Do you have a story to tell?

How is the world lockdown changing your story?

One thing’s for sure. We are all attaching ourselves to one another’s stories in a way we’ve never experienced before. The images highlighted in my mind are of Italians singing their stories from their balconies. Here in the UK, people stand outside to applaud the health care workers and their stories of self-sacrifice on the frontline. Then, there are the heartbreaking stories of lost loved ones and the separations without a final farewell.

We have learned to Zoom and take our stories online because, however isolated we may be, we need to tell our stories to each other. We are sad, heartbroken, and missing the forward movement of life.

More than ever, our stories matter.

I want to tell you about Leslie Leyland Fields’ new book, Your Story Matters–Finding, Writing, and Living the Truth of Your Life. This book is the culmination of years of teaching writing workshops around the world. Leslie is an award-winning writer herself who also has a heart for other people’s stories.

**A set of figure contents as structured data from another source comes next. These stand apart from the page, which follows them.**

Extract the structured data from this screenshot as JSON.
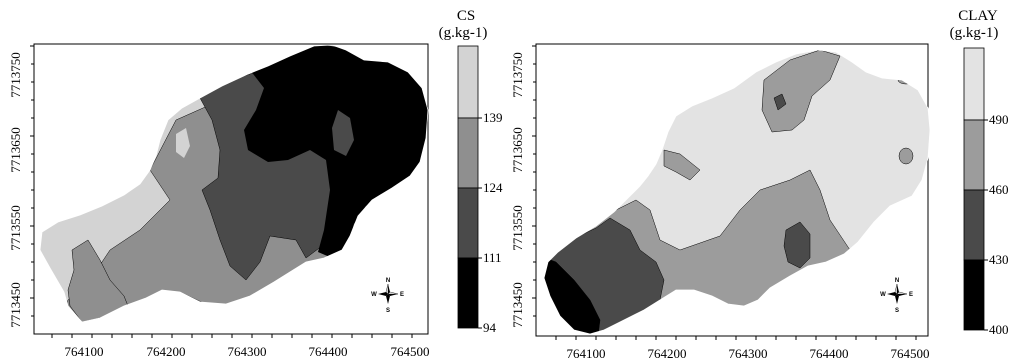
{
  "maps": [
    {
      "id": "cs",
      "legend": {
        "title_line1": "CS",
        "title_line2": "(g.kg-1)",
        "ticks": [
          "139",
          "124",
          "111",
          "94"
        ],
        "classes": [
          {
            "range": "139 and above",
            "color": "#d3d3d3"
          },
          {
            "range": "124-139",
            "color": "#8f8f8f"
          },
          {
            "range": "111-124",
            "color": "#4a4a4a"
          },
          {
            "range": "94-111",
            "color": "#000000"
          }
        ]
      },
      "y_ticks": [
        "7713750",
        "7713650",
        "7713550",
        "7713450"
      ],
      "x_ticks": [
        "764100",
        "764200",
        "764300",
        "764400",
        "764500"
      ],
      "compass": {
        "n": "N",
        "s": "S",
        "e": "E",
        "w": "W"
      }
    },
    {
      "id": "clay",
      "legend": {
        "title_line1": "CLAY",
        "title_line2": "(g.kg-1)",
        "ticks": [
          "490",
          "460",
          "430",
          "400"
        ],
        "classes": [
          {
            "range": "490 and above",
            "color": "#e3e3e3"
          },
          {
            "range": "460-490",
            "color": "#9c9c9c"
          },
          {
            "range": "430-460",
            "color": "#4a4a4a"
          },
          {
            "range": "400-430",
            "color": "#000000"
          }
        ]
      },
      "y_ticks": [
        "7713750",
        "7713650",
        "7713550",
        "7713450"
      ],
      "x_ticks": [
        "764100",
        "764200",
        "764300",
        "764400",
        "764500"
      ],
      "compass": {
        "n": "N",
        "s": "S",
        "e": "E",
        "w": "W"
      }
    }
  ]
}
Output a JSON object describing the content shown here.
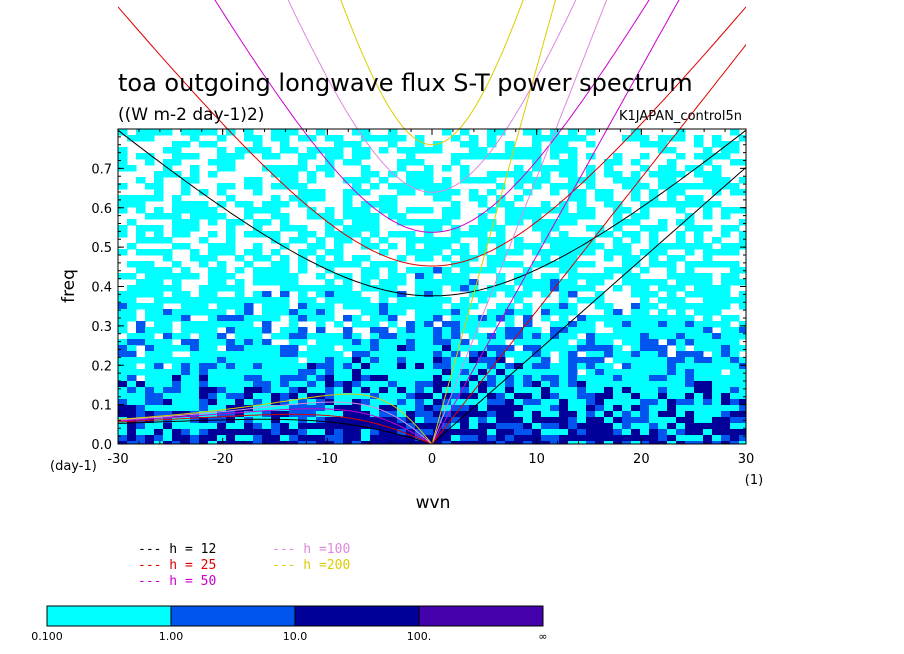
{
  "chart_data": {
    "type": "heatmap",
    "title": "toa outgoing longwave flux S-T power spectrum",
    "subtitle": "((W m-2 day-1)2)",
    "run_label": "K1JAPAN_control5n",
    "xlabel": "wvn",
    "ylabel": "freq",
    "x_unit": "(1)",
    "y_unit": "(day-1)",
    "xlim": [
      -30,
      30
    ],
    "ylim": [
      0,
      0.8
    ],
    "xticks": [
      "-30",
      "-20",
      "-10",
      "0",
      "10",
      "20",
      "30"
    ],
    "yticks": [
      "0.0",
      "0.1",
      "0.2",
      "0.3",
      "0.4",
      "0.5",
      "0.6",
      "0.7"
    ],
    "levels": [
      "0.100",
      "1.00",
      "10.0",
      "100.",
      "∞"
    ],
    "level_colors": [
      "#00ffff",
      "#0055ee",
      "#000099",
      "#4400aa"
    ],
    "dispersion_curves": [
      {
        "label": "h = 12",
        "h": 12,
        "color": "#000000"
      },
      {
        "label": "h = 25",
        "h": 25,
        "color": "#dd0000"
      },
      {
        "label": "h = 50",
        "h": 50,
        "color": "#cc00cc"
      },
      {
        "label": "h =100",
        "h": 100,
        "color": "#dd88dd"
      },
      {
        "label": "h =200",
        "h": 200,
        "color": "#ddcc00"
      }
    ]
  }
}
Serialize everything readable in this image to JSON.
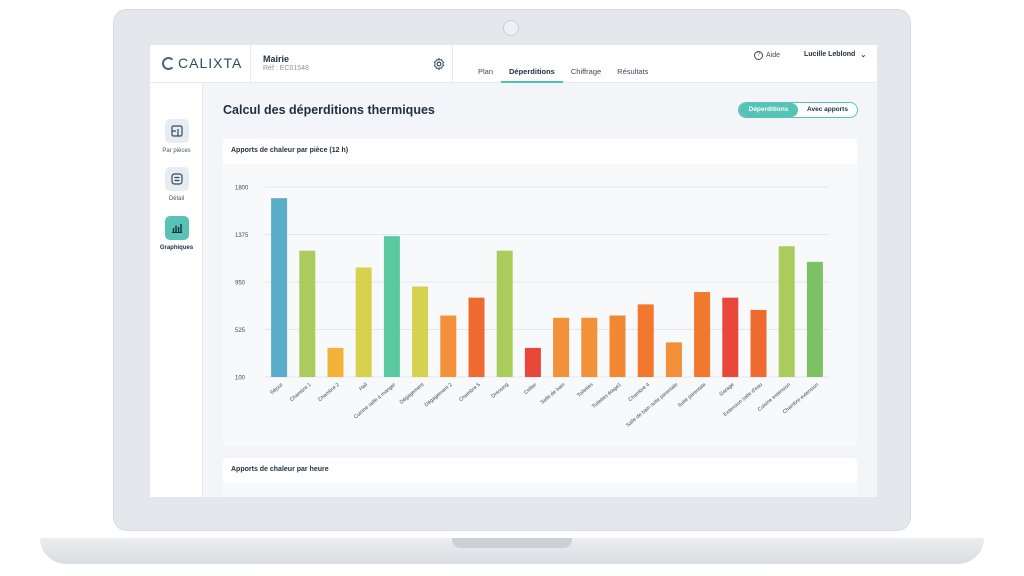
{
  "header": {
    "logo_text": "CALIXTA",
    "project_name": "Mairie",
    "project_ref": "Réf : EC01548",
    "tabs": [
      {
        "label": "Plan",
        "active": false
      },
      {
        "label": "Déperditions",
        "active": true
      },
      {
        "label": "Chiffrage",
        "active": false
      },
      {
        "label": "Résultats",
        "active": false
      }
    ],
    "help_label": "Aide",
    "user_name": "Lucille Leblond"
  },
  "sidebar": {
    "items": [
      {
        "label": "Par pièces",
        "icon": "layout-icon",
        "active": false
      },
      {
        "label": "Détail",
        "icon": "detail-list-icon",
        "active": false
      },
      {
        "label": "Graphiques",
        "icon": "bar-chart-icon",
        "active": true
      }
    ]
  },
  "main": {
    "title": "Calcul des déperditions thermiques",
    "toggle": {
      "option_a": "Déperditions",
      "option_b": "Avec apports",
      "selected": "Déperditions"
    },
    "card1_title": "Apports de chaleur par pièce (12 h)",
    "card2_title": "Apports de chaleur par heure"
  },
  "chart_data": {
    "type": "bar",
    "title": "Apports de chaleur par pièce (12 h)",
    "xlabel": "",
    "ylabel": "",
    "ylim": [
      100,
      1800
    ],
    "yticks": [
      100,
      525,
      950,
      1375,
      1800
    ],
    "grid": true,
    "categories": [
      "Séjour",
      "Chambre 1",
      "Chambre 2",
      "Hall",
      "Cuisine salle à manger",
      "Dégagement",
      "Dégagement 2",
      "Chambre 5",
      "Dressing",
      "Cellier",
      "Salle de bain",
      "Toilettes",
      "Toilettes étage1",
      "Chambre 4",
      "Salle de bain suite parentale",
      "Suite parentale",
      "Garage",
      "Extension salle d'eau",
      "Cuisine extension",
      "Chambre extension"
    ],
    "values": [
      1700,
      1230,
      360,
      1080,
      1360,
      910,
      650,
      810,
      1230,
      360,
      630,
      630,
      650,
      750,
      410,
      860,
      810,
      700,
      1270,
      1130
    ],
    "colors": [
      "#5aacc8",
      "#a9cc5c",
      "#f2b33b",
      "#d6d250",
      "#58c9a0",
      "#d6d250",
      "#f2913a",
      "#ef6a2e",
      "#a9cc5c",
      "#e8473a",
      "#f2913a",
      "#f2913a",
      "#f28833",
      "#f2782e",
      "#f2913a",
      "#f2782e",
      "#e8473a",
      "#ef6a2e",
      "#a9cc5c",
      "#7dc165"
    ]
  }
}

I had the privilege of attending one of Leslie’s workshops last year and the experience changed not only my perception of my writing, but myself. Leslie is the real deal. I’ve never met a writer who was so passionate about pouring herself into other people with the bonding power of language.

Leslie has her own remarkable story. She is married to an Alaskan fisherman and lives on a sparsely populated island. That is where she is isolated right now. Her most important book has just been published and instead of her launch, she is in lockdown on a small island in Alaska.

Isn’t this our story as well? None of us are where we want to be. I want to be with my Babe in California as she finishes her college life in two weeks without a graduation, no Mom or Dad to celebrate her achievement, just a solitary pack-up-and-launch into adulthood. Meanwhile, Earth Son in Jerusalem has a fever. Is it COVID-19? For the first time, I can’t be with either of my children, and it is so hard.

I am inspired by another story, one that has stayed with me for many years. In the English Peak District of Derbyshire, there is a small village called Eyam (ee-yum). In 1665, the Bubonic Plague arrived in a parcel from London. A tailor had ordered some patterns, made from wool, and they were infested with plague-carrying fleas. It wasn’t long before the entire village was infected and dying. What set Eyam apart from any other plague-stricken community was their decision to quarantine so the disease wouldn’t spread. Nobody could leave the village or come in. The plague wiped out almost the entire village, but their self-containment kept the disease from ravaging the rest of Derbyshire.

I first learned about the story of Eyam through the novel, A Parcel of Patterns (1983), written by Cambridge-based author Jill Paton Walsh. Beautifully written, the book transcends its Young Adult categorisation. The story revolves around Mall, a young woman who lives in Eyam, and her beloved, a shepherd whom she hopes to marry. When the plague arrives in the parcel of patterns, Mall becomes quarantined and separated from her fiancee who lives outside the village. She makes him promise to stay away, which he does until he learns Mall herself is sick.

Mall survives the tragedy of her village. But she doesn’t know how to move on from grief and rebuild her life until she is given a book in which to write her story. In writing, Mall finds healing for her heart and the ability to choose a new beginning for herself. Her story becomes a different “parcel of patterns” in which words bring life.

This is what Leslie Leyland Fields’ book Your Story Matters is all about, helping you find the pattern of your story and a way to bring it to life. She isn’t letting lockdown on an island in Alaska defeat her. She is offering a free 10-week course based on her book starting next Tuesday, the 21st April. All you need is the book which is available on Further details can be found on her website

How are you marking the passing of time in isolation? Why not begin writing your own story and sign up for Leslie’s workshop? Keep a journal of thoughts, responses to books you’re reading, memories revisited.  Does the past loom larger in your mind, the longing for former things?

Consider Isaiah 43:19–“Forget the former things; do not dwell on the past. See, I am doing a new thing! Now it springs up; do you not perceive it? I am making a way in the desert and streams in the wasteland.”

We dwell on the past when the streams dry up and we flounder in the desert. Our story matters because it’s the key to unlocking fresh streams. Telling is a way of forgetting the things of the past that hold us back.

God wants to do a new thing in you. Perhaps He will do it through your story.

I’d love to know what stories or books are bringing fresh streams to you right now?